Together, Blacks and Browns can work for a universal living wage that would ensure economic parity for every American worker—Black, Brown, Asian, white or otherwise. This is particularly important since it is clear that one of the main tactics of the reactionary forces in America is to pit one sector of the poor against another. We can also work together to bring about the realization of universal health care. Universal healthcare would disarm the argument that Latinos put a strain on critical services in the community where they live. Latinos are not the only ones this claim is made against. The same argument is used against the Black and urban poor.

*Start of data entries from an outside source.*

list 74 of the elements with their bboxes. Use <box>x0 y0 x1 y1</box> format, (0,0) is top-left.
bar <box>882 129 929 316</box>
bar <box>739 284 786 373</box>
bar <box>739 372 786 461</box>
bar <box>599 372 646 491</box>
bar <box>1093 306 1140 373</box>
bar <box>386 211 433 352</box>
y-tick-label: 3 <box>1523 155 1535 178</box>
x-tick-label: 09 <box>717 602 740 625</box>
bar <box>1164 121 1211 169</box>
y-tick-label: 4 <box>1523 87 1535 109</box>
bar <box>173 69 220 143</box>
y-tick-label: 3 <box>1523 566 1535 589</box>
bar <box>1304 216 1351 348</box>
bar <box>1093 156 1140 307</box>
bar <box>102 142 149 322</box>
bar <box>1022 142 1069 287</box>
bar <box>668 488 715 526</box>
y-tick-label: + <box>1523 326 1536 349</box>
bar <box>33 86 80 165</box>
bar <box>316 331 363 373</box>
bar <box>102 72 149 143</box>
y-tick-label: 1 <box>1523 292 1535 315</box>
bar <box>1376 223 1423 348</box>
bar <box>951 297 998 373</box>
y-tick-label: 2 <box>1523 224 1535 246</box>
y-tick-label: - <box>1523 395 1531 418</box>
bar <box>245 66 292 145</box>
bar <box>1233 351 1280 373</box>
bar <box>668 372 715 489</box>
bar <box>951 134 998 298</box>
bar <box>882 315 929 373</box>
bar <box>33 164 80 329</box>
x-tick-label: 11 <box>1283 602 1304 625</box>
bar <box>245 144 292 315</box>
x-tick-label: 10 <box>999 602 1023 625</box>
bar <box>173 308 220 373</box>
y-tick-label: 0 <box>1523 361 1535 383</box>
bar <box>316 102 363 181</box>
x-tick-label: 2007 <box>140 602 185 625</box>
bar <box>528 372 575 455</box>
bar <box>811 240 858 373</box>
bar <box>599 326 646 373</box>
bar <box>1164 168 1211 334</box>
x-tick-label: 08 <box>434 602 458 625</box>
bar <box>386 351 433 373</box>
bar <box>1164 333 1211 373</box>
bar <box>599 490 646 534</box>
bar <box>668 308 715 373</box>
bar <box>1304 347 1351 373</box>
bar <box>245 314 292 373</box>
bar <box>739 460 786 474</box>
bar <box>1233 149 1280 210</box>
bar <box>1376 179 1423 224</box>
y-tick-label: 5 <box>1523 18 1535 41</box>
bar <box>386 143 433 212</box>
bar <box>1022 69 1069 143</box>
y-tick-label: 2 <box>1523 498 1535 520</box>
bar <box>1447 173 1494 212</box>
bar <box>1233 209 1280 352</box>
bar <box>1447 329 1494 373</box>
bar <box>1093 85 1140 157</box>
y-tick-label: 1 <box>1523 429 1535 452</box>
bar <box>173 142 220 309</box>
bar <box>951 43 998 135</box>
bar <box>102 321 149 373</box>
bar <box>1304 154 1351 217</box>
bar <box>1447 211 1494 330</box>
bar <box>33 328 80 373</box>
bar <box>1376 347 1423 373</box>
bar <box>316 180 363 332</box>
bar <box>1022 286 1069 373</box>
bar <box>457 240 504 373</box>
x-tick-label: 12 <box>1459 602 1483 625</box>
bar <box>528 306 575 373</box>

But none of this cooperation can occur if Blacks do not support full and immediate citizenship for the millions of Mexicans and their children in America who have lived and worked in this country for years—and a more humane path to citizenship for all future Latinos entering the country. If Latinos are forced to live a marginal existence in the barrios of this country, the entire working class and poor will be robbed of their strength and militancy.

Black workers, students, and trade unionists should seek to form alliances with their Latino counterparts and expand the movement to block any effort to criminalize the Mexican community. We should work to ease the tensions between Black and Latino gangs that have turned many of our prisons into racial tinderboxes. We must come to understand that if millions of Blacks stand together with millions of Latinos that we can and will bring about beneficial change for both communities.

This is why I fully and unequivocally support the Latino demonstrators and their goals. This is why I shout with them when they take to the streets, “A people united can never be defeated!”